It's official. Our "Limited Government" government has signed into law the $700 billion bailout bill. Why? Because some clever people found a way to add around $1oo billion in pet project "pork" to the bill.
So who is going to be held accountable? Is it the sub-prime lenders who enabled the mess? Is it the idiots who bought homes well beyond what they could afford because the sub-prime lenders told them they could? What's going on? Allow me to illustrate with an example from Bob Cringely:
Take our current national economic mess, the so-called sub-prime mortgage crisis.

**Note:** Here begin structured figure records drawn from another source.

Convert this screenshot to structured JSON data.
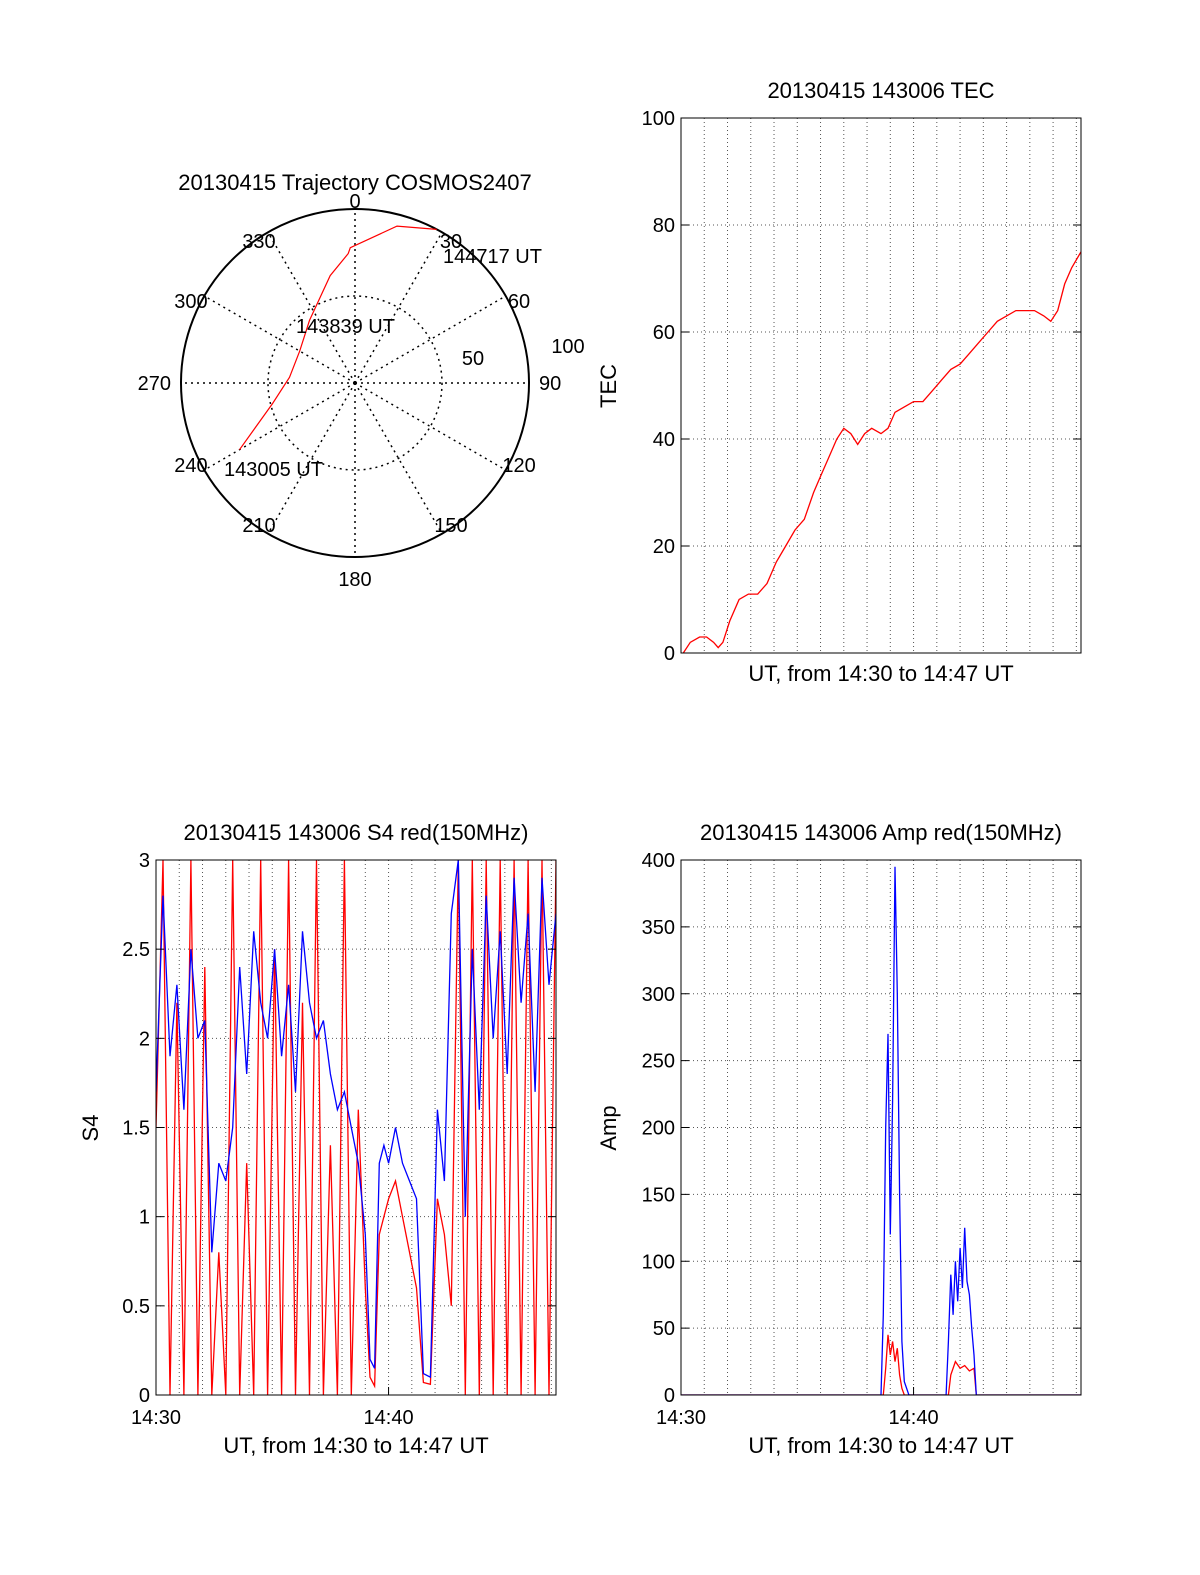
{
  "chart_data": [
    {
      "type": "polar",
      "title": "20130415 Trajectory COSMOS2407",
      "angle_labels": [
        "0",
        "30",
        "60",
        "90",
        "120",
        "150",
        "180",
        "210",
        "240",
        "270",
        "300",
        "330"
      ],
      "radial_labels": [
        "50",
        "100"
      ],
      "trajectory": {
        "color": "#ff0000",
        "points_az_el": [
          [
            240,
            21
          ],
          [
            256,
            46
          ],
          [
            275,
            56
          ],
          [
            300,
            57
          ],
          [
            324,
            50
          ],
          [
            347,
            33
          ],
          [
            357,
            23
          ],
          [
            358,
            20
          ],
          [
            15,
            6
          ],
          [
            28,
            0
          ]
        ]
      },
      "annotations": [
        "143005 UT",
        "143839 UT",
        "144717 UT"
      ]
    },
    {
      "type": "line",
      "title": "20130415 143006 TEC",
      "xlabel": "UT, from 14:30 to 14:47 UT",
      "ylabel": "TEC",
      "xlim": [
        0,
        17.2
      ],
      "ylim": [
        0,
        100
      ],
      "yticks": [
        "0",
        "20",
        "40",
        "60",
        "80",
        "100"
      ],
      "xticks": [],
      "grid": true,
      "series": [
        {
          "color": "#ff0000",
          "x": [
            0,
            0.4,
            1,
            1.4,
            1.8,
            2.2,
            2.6,
            3.4,
            3.9,
            4.3,
            5.2,
            5.8,
            6.2,
            6.8,
            7.3,
            7.6,
            8.4,
            9.1,
            9.7,
            10.3,
            10.9,
            11.5,
            12.1,
            12.7,
            13.2,
            13.6,
            14,
            14.5,
            15,
            15.5,
            15.8,
            16.2,
            16.6,
            17,
            17.2
          ],
          "y": [
            0,
            2,
            3,
            3,
            1,
            6,
            10,
            11,
            14,
            18,
            23,
            30,
            35,
            41,
            42,
            39,
            42,
            41,
            46,
            47,
            49,
            53,
            55,
            57,
            60,
            62,
            63,
            64,
            65,
            64,
            63,
            62,
            65,
            70,
            74
          ]
        }
      ]
    },
    {
      "type": "line",
      "title": "20130415 143006 S4 red(150MHz)",
      "xlabel": "UT, from 14:30 to 14:47 UT",
      "ylabel": "S4",
      "xlim": [
        0,
        17.2
      ],
      "ylim": [
        0,
        3
      ],
      "yticks": [
        "0",
        "0.5",
        "1",
        "1.5",
        "2",
        "2.5",
        "3"
      ],
      "xticks": [
        {
          "value": 0,
          "label": "14:30"
        },
        {
          "value": 10,
          "label": "14:40"
        }
      ],
      "grid": true,
      "series": [
        {
          "color": "#ff0000",
          "x": [
            0,
            0.3,
            0.6,
            0.9,
            1.2,
            1.5,
            1.8,
            2.1,
            2.4,
            2.7,
            3,
            3.3,
            3.6,
            3.9,
            4.2,
            4.5,
            4.8,
            5.1,
            5.4,
            5.7,
            6,
            6.3,
            6.6,
            6.9,
            7.2,
            7.5,
            7.8,
            8.1,
            8.4,
            8.7,
            9,
            9.2,
            9.4,
            9.6,
            9.8,
            10,
            10.3,
            10.6,
            10.9,
            11.2,
            11.5,
            11.8,
            12.1,
            12.4,
            12.7,
            13,
            13.3,
            13.6,
            13.9,
            14.2,
            14.5,
            14.8,
            15.1,
            15.4,
            15.7,
            16,
            16.3,
            16.6,
            16.9,
            17.2
          ],
          "y": [
            1.5,
            3,
            0,
            2.2,
            0,
            3,
            0,
            2.4,
            0,
            0.8,
            0,
            3,
            0,
            1.3,
            0,
            3,
            0,
            2.5,
            0,
            3,
            0,
            2.2,
            0,
            3,
            0,
            1.4,
            0,
            3,
            0,
            1.6,
            0.6,
            0.1,
            0.05,
            0.9,
            1.0,
            1.1,
            1.2,
            1.0,
            0.8,
            0.6,
            0.07,
            0.06,
            1.1,
            0.9,
            0.5,
            3,
            0,
            3,
            0,
            3,
            0,
            3,
            0,
            3,
            0,
            3,
            0,
            3,
            0,
            3
          ]
        },
        {
          "color": "#0000ff",
          "x": [
            0,
            0.3,
            0.6,
            0.9,
            1.2,
            1.5,
            1.8,
            2.1,
            2.4,
            2.7,
            3,
            3.3,
            3.6,
            3.9,
            4.2,
            4.5,
            4.8,
            5.1,
            5.4,
            5.7,
            6,
            6.3,
            6.6,
            6.9,
            7.2,
            7.5,
            7.8,
            8.1,
            8.4,
            8.7,
            9,
            9.2,
            9.4,
            9.6,
            9.8,
            10,
            10.3,
            10.6,
            10.9,
            11.2,
            11.5,
            11.8,
            12.1,
            12.4,
            12.7,
            13,
            13.3,
            13.6,
            13.9,
            14.2,
            14.5,
            14.8,
            15.1,
            15.4,
            15.7,
            16,
            16.3,
            16.6,
            16.9,
            17.2
          ],
          "y": [
            1.7,
            2.8,
            1.9,
            2.3,
            1.6,
            2.5,
            2.0,
            2.1,
            0.8,
            1.3,
            1.2,
            1.5,
            2.4,
            1.8,
            2.6,
            2.2,
            2.0,
            2.5,
            1.9,
            2.3,
            1.7,
            2.6,
            2.2,
            2.0,
            2.1,
            1.8,
            1.6,
            1.7,
            1.5,
            1.3,
            0.9,
            0.2,
            0.15,
            1.3,
            1.4,
            1.3,
            1.5,
            1.3,
            1.2,
            1.1,
            0.12,
            0.1,
            1.6,
            1.2,
            2.7,
            3,
            1.0,
            2.5,
            1.6,
            2.8,
            2.0,
            2.6,
            1.8,
            2.9,
            2.2,
            2.7,
            1.7,
            2.9,
            2.3,
            2.7
          ]
        }
      ]
    },
    {
      "type": "line",
      "title": "20130415 143006 Amp red(150MHz)",
      "xlabel": "UT, from 14:30 to 14:47 UT",
      "ylabel": "Amp",
      "xlim": [
        0,
        17.2
      ],
      "ylim": [
        0,
        400
      ],
      "yticks": [
        "0",
        "50",
        "100",
        "150",
        "200",
        "250",
        "300",
        "350",
        "400"
      ],
      "xticks": [
        {
          "value": 0,
          "label": "14:30"
        },
        {
          "value": 10,
          "label": "14:40"
        }
      ],
      "grid": true,
      "series": [
        {
          "color": "#ff0000",
          "x": [
            0,
            8.7,
            8.8,
            8.9,
            9.0,
            9.1,
            9.2,
            9.3,
            9.4,
            9.5,
            9.6,
            11.5,
            11.6,
            11.8,
            12.0,
            12.2,
            12.4,
            12.6,
            12.7,
            17.2
          ],
          "y": [
            0,
            0,
            20,
            45,
            30,
            40,
            25,
            35,
            15,
            5,
            0,
            0,
            15,
            25,
            20,
            22,
            18,
            20,
            0,
            0
          ]
        },
        {
          "color": "#0000ff",
          "x": [
            0,
            8.6,
            8.7,
            8.8,
            8.9,
            9.0,
            9.1,
            9.2,
            9.3,
            9.4,
            9.5,
            9.6,
            9.8,
            11.4,
            11.5,
            11.6,
            11.7,
            11.8,
            11.9,
            12.0,
            12.1,
            12.2,
            12.3,
            12.4,
            12.5,
            12.6,
            12.7,
            17.2
          ],
          "y": [
            0,
            0,
            60,
            200,
            270,
            120,
            220,
            395,
            300,
            150,
            40,
            10,
            0,
            0,
            40,
            90,
            60,
            100,
            70,
            110,
            80,
            125,
            85,
            75,
            50,
            30,
            0,
            0
          ]
        }
      ]
    }
  ],
  "tec_points": [
    [
      0.1,
      0
    ],
    [
      0.4,
      2
    ],
    [
      0.8,
      3
    ],
    [
      1.1,
      3
    ],
    [
      1.4,
      2
    ],
    [
      1.6,
      1
    ],
    [
      1.8,
      2
    ],
    [
      2.1,
      6
    ],
    [
      2.5,
      10
    ],
    [
      2.9,
      11
    ],
    [
      3.3,
      11
    ],
    [
      3.7,
      13
    ],
    [
      4.1,
      17
    ],
    [
      4.5,
      20
    ],
    [
      4.9,
      23
    ],
    [
      5.3,
      25
    ],
    [
      5.7,
      30
    ],
    [
      6.0,
      33
    ],
    [
      6.3,
      36
    ],
    [
      6.7,
      40
    ],
    [
      7.0,
      42
    ],
    [
      7.3,
      41
    ],
    [
      7.6,
      39
    ],
    [
      7.9,
      41
    ],
    [
      8.2,
      42
    ],
    [
      8.6,
      41
    ],
    [
      8.9,
      42
    ],
    [
      9.2,
      45
    ],
    [
      9.6,
      46
    ],
    [
      10.0,
      47
    ],
    [
      10.4,
      47
    ],
    [
      10.8,
      49
    ],
    [
      11.2,
      51
    ],
    [
      11.6,
      53
    ],
    [
      12.0,
      54
    ],
    [
      12.4,
      56
    ],
    [
      12.8,
      58
    ],
    [
      13.2,
      60
    ],
    [
      13.6,
      62
    ],
    [
      14.0,
      63
    ],
    [
      14.4,
      64
    ],
    [
      14.8,
      64
    ],
    [
      15.2,
      64
    ],
    [
      15.6,
      63
    ],
    [
      15.9,
      62
    ],
    [
      16.2,
      64
    ],
    [
      16.5,
      69
    ],
    [
      16.8,
      72
    ],
    [
      17.2,
      75
    ]
  ]
}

I like to think that I'm not a subprime kind of guy, but pretending to work as I do (my kids think I TYPE for a living) the world may not always see me the way I would like to be seen. So last year, in what we didn't know were the waning and idyllic pre-subprime days, I tried to get a new mortgage. Of course I used the Internet to get the loan because, as we all know, when banks compete I win. And within a few days, without having to actually meet with or even speak to another human, I found myself offered a $336,000 mortgage.
It was SO easy. Fill out a few online forms, make some choices, and there I was, about to close that loan. But then I did an odd thing. I carefully read the papers I was about to sign (I'm one of THOSE people). And in that residential loan application, right on line something or other, was a number that didn't make any sense to me at all. It was labeled "total household income" and was almost twice the pitiful amount I actually earn.
From where did that number come? It certainly never came from me. Since my signature would be at the bottom of this application I wanted to make sure everything was correct, so I called the mortgage broker. For the first time we spoke. She was a very nice lady, too, and explained that number was the variable required for all the ratios to be correct so I could qualify for the loan.
"But it isn't true," I said.
"Do you want the loan or not?" she asked.
Not.
I wasn't so principled as cowardly, but maybe that doesn't matter: I did what I knew was the right thing for me, which was to walk away from the loan. But evidently a lot of other people took the other course and today are having trouble paying for their houses, which is a big part of the reason why we are in this current economic mess.
Now there is someone with a brain. "Oh, I don't think I can afford this house, I guess I won't buy it". Which brings me back to the main question: Who is going to be held accountable for this mess? Apparently not the people who made the poor choices, and apparently not the people who made it so easy for them to make that poor choice, but the everyday taxpayer, including those who were not even close to being in a position to make any choice on sub-prime lending, and including those who used their brains and chose wisely.Oh, there's one more thing. Want to know two of the people leading the fight for the bailout to pass once the pork was added? Oh, a couple of guys named Bob Bennet and Orrin Hatch. Way to represent your constituents, guys.
Oh, and think that this pork that got added was all for the common good? Check this out:
3 comments:
Isn't it wonderful that the Clinton administration removed all of the regulations on the loan industry in order for poor people to get loans for homes they couldn't afford. Then when corruption was noted in Fannie Mac and irregularities in Fannie Mae were noticed by the Bush administration, and recommended oversight of the industry in 2003, the democrats voted the oversight down as it was "not needed" (they also had the support of the radical right who wanted no oversight into the "private" sector). Now those same democrats are blaming the Bush Administration for the financial difficulties we are having as a result of not having the needed oversight.
Bottom line however is the avarice of the American people at all levels, most importantly all of those who lied, or accepted lies in order to buy speculative property that they couldn't afford.
The choice now was long recession, or the possibility of a depression that would rival the great depression of the thirties.
Bottom line question for everyone (borrower and lender) would be one that we have heard before..."Are you honest in your dealings?".
hey look, al. something we agree on politically. take a picture.